砂漠運動会
僕の学校は砂漠の中にある。
地面は全部砂だから、普段は体育ができない。だけど、一年に一度だけ運動会が開かれる。僕は運動が好きだから、運動会は楽しみだけど、砂漠で運動会をするのは、とても大変だ。
開会式が終わると、すぐに玉入れが始まった。何しろすごい暑さだから、どんな競技もできるだけ早く終えなくてはならない。
砂漠だから、玉入れの棒は立てられないので、先生が二人がかりで一本の棒を持っている。
「あち!あち!棒が、熱い!!みんな、熱いから、早くしてくれよ!」
「はーい」
砂の上に置いてあった棒は、厳しい日差しにさらされて、火傷するくらいの熱さだ。
「よーい、スタート!」
玉入れが始まった。
最初のうちは、みんなちゃんと玉をつかんでいたのに、途中から、暑さでフラフラになって、落ちた玉がどこにあるのかもわからなくなって、つかんだ砂を投げ始めた。

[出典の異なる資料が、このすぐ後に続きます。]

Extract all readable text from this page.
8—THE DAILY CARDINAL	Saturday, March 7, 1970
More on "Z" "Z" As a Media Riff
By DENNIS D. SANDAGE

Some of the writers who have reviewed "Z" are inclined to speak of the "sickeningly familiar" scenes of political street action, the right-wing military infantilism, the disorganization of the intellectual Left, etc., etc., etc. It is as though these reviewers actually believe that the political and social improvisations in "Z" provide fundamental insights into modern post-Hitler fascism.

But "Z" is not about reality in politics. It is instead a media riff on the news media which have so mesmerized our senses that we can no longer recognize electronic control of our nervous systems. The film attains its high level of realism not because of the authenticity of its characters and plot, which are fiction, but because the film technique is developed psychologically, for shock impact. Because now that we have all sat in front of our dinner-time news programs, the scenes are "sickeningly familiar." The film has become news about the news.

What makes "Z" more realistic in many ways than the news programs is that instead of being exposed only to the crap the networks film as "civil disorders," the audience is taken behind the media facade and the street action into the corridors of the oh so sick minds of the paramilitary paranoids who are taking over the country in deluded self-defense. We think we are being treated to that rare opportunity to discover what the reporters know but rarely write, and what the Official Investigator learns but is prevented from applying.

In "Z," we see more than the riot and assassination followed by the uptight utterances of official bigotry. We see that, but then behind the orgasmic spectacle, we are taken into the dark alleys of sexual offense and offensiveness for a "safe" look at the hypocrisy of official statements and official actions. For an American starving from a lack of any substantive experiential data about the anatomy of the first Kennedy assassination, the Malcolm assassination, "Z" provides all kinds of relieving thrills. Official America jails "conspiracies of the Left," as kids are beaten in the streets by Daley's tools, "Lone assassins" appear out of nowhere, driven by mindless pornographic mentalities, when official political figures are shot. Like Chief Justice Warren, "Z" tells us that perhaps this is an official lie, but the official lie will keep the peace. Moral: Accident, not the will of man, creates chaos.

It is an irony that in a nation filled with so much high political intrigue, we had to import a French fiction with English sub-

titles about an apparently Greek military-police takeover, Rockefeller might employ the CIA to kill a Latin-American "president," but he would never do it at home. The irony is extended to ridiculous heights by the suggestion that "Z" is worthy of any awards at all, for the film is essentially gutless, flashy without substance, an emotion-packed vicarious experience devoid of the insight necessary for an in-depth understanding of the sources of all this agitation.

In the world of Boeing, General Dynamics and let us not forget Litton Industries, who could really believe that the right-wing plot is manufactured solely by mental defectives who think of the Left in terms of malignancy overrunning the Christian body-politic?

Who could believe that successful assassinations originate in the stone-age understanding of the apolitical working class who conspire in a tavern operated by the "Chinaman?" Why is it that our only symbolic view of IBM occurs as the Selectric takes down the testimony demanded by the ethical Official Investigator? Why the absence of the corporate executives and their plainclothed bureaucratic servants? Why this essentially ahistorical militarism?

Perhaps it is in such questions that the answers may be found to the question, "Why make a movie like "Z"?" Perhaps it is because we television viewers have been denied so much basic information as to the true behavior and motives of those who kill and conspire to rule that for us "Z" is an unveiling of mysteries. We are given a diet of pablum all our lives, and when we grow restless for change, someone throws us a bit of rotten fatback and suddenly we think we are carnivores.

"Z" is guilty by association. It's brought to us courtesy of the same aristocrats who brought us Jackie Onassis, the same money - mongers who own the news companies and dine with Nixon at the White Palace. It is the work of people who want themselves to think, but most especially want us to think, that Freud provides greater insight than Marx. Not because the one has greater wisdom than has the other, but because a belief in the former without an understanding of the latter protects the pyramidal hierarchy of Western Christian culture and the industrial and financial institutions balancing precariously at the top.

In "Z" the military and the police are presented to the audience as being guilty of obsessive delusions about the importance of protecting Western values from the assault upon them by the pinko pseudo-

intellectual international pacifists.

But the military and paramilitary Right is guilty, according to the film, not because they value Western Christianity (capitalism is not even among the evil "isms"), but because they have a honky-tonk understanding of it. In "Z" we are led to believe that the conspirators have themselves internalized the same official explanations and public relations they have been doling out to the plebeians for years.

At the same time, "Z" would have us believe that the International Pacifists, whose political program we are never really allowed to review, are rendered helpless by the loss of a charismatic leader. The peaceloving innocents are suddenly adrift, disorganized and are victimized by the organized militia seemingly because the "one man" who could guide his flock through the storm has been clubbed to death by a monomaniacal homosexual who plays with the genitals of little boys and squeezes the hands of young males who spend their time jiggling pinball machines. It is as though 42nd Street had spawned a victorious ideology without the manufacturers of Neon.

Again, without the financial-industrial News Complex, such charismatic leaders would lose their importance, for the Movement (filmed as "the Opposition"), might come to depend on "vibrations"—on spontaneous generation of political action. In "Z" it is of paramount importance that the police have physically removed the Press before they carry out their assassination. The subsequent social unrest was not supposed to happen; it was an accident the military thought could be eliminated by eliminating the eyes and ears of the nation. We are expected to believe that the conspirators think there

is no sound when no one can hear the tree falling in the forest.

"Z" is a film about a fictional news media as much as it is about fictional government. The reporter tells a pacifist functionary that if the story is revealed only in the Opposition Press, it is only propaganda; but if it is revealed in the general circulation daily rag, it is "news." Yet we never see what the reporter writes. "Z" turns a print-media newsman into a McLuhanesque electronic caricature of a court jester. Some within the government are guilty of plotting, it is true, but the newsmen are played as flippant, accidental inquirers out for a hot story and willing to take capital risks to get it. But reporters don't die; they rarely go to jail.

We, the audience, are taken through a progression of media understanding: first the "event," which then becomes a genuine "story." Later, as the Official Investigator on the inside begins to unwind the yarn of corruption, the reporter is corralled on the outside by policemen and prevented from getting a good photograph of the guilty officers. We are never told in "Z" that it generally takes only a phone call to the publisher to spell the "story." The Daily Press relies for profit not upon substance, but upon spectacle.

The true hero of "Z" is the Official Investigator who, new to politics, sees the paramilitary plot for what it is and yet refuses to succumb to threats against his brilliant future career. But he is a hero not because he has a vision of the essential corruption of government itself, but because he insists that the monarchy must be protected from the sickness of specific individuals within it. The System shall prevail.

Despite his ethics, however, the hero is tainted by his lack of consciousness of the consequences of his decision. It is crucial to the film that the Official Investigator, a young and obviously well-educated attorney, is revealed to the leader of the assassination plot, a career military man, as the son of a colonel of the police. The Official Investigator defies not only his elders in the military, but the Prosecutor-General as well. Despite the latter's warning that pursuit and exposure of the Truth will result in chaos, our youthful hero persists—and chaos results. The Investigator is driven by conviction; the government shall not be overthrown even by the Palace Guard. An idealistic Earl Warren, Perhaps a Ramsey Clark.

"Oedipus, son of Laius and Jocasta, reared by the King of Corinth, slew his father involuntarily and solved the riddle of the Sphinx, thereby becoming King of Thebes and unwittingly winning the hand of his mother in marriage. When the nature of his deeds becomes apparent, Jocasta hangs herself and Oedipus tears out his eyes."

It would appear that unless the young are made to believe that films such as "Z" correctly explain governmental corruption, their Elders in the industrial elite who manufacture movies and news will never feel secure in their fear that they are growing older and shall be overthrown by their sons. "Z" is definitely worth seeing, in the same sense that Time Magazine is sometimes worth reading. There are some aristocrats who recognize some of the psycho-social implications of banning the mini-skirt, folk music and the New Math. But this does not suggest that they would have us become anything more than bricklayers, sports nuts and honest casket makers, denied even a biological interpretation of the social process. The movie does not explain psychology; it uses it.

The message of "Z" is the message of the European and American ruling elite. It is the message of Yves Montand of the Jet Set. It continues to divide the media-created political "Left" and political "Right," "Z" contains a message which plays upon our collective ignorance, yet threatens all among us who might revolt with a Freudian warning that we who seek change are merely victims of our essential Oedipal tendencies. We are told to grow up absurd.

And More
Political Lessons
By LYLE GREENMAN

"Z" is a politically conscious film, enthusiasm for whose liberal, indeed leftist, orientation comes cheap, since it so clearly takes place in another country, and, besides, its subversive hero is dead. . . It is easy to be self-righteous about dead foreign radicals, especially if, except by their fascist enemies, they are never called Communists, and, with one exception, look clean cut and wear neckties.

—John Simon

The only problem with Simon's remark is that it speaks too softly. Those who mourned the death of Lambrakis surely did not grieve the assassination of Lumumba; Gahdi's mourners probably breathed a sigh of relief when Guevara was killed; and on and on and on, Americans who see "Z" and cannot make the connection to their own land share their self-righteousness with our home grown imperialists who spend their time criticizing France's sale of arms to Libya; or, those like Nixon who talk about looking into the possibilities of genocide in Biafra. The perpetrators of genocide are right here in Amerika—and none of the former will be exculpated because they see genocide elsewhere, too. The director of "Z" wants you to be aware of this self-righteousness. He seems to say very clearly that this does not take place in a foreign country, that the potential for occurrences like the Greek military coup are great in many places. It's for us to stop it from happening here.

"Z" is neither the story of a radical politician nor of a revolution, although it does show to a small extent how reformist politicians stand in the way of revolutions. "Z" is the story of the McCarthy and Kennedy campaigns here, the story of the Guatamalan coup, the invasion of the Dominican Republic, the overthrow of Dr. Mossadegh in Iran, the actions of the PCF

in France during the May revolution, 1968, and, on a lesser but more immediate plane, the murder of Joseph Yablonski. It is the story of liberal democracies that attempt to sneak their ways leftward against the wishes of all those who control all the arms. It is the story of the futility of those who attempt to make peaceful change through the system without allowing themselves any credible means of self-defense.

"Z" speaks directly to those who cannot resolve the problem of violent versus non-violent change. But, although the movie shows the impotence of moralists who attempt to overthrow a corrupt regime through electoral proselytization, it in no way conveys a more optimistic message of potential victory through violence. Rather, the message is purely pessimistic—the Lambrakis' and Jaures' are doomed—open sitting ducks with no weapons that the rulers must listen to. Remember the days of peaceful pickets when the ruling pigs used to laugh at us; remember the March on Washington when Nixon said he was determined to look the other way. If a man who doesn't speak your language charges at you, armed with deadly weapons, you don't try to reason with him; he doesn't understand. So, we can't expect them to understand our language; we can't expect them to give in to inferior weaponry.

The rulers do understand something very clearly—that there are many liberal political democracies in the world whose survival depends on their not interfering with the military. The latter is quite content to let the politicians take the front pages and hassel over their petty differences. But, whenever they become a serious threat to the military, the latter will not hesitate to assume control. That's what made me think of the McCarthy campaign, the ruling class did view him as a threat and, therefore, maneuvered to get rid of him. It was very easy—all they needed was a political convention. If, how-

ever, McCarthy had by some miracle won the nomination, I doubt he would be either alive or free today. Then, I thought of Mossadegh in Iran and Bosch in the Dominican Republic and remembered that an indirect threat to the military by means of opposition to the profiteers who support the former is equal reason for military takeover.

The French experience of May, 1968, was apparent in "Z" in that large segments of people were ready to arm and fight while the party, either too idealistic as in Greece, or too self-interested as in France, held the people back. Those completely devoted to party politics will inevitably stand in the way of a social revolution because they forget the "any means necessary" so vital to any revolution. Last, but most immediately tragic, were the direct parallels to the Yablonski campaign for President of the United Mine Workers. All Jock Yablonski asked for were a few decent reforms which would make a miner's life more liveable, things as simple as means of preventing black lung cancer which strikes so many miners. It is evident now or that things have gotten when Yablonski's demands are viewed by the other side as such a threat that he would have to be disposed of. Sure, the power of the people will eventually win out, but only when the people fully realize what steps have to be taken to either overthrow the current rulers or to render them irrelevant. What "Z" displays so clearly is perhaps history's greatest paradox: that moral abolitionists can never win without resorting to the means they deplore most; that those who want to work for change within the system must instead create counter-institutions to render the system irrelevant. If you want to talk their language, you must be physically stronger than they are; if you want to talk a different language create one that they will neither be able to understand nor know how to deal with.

砂は、玉入れのかごまでは届かなくて、棒を持っている先生にそのままかかったものだから、先生はもう我慢できなくなって、棒を放り出して校舎の中へ逃げて行ってしまった。
「先生待ってよ~」
玉入れをしていた子供たちも校舎へ帰って行ってしまった。
しかたがないから、残りの生徒で綱引きをすることになった。
「よーいドン!」
みんないっせいに綱をつかんでひっぱった。
「よいしょ!よいしょ!」
だけど、みんなの足は砂にどんどん埋まっていく。
「あつ!あつい!あついよー!」
「うわ、抜けない!先生、足が抜けないよー!助けて~!!」
「待ってろよ、今行くからな!」
先生はそう言ったものの、生徒の数が多すぎて、ぜんぜん追い付かない。
「ほら、これで大丈夫だ」
一人を助けるとすぐ次だ。
「先生!こっち、こっち!」
「いや、次は僕だよ!」
「ダメダメ!先生、僕の方が深く埋まってるんだから!」
みんな、容赦なく先生に助けを求める。
「ああ!もう!!」
暑い砂漠で、子供たちの足を引っこ抜いていた先生は、今度は自分が暑くて仕方なくなって、もうこれ以上こんなところにはいられないと、どこかへ行ってしまった。
「先生、待ってよ!僕たちを置いていかないでよー!」
熱い砂の中に置き去りにされた子供たちは次々に泣き始めた。
だけど、そこにさっきいなくなった先生がらくだを連れて現れた。
「さあ、もうこれで大丈夫だ!」
先生はそう言うと、みんなの体にひもをくくりつけた。
「それ!ひっぱれ!」
先生が掛け声をかけると、らくだはそのひもを次々と引っ張った。
「うわぁ!」
「おおっ!」
みんなの体は砂から抜けて、ポンと飛び出した。
ポン!ポン!ポン!ポン!
砂の上に放り出されてみんなは、いっせいに笑い始めた。
先生がらくだのお尻をたたくと、らくだは驚いてどこかへ行ってしまった。
「よし、それじゃあ、次は最終種目リレーだ」
「わーい、リレーだ!絶対勝つぞ!」
みんなは砂に埋まっていたことも忘れて、スタートの位置についた。
「よーい、ドン!」
ピストルの音とともに、みんなはいっせいに走り出した。
砂はあいかわらず熱いし、一歩一歩踏み出すごとに足が砂に沈んでしまうから、ゆっくりなんて走っていられない。
足が砂についた瞬間、飛ぶように足を跳ねさせる。そのせいで、みんなはいつもよりもずっと速く走る。
「おい、みんな飛ばしすぎだぞ!」
先生が言うのも聞かず、みんなは次々とバトンを渡し、そしてゴールを決めると校舎へ向かって一直線。どのチームが優勝したのかなんて、もうわからない。だけど、楽しい砂漠運動会。
僕はもう来年の運動会が楽しみで仕方ないんだ。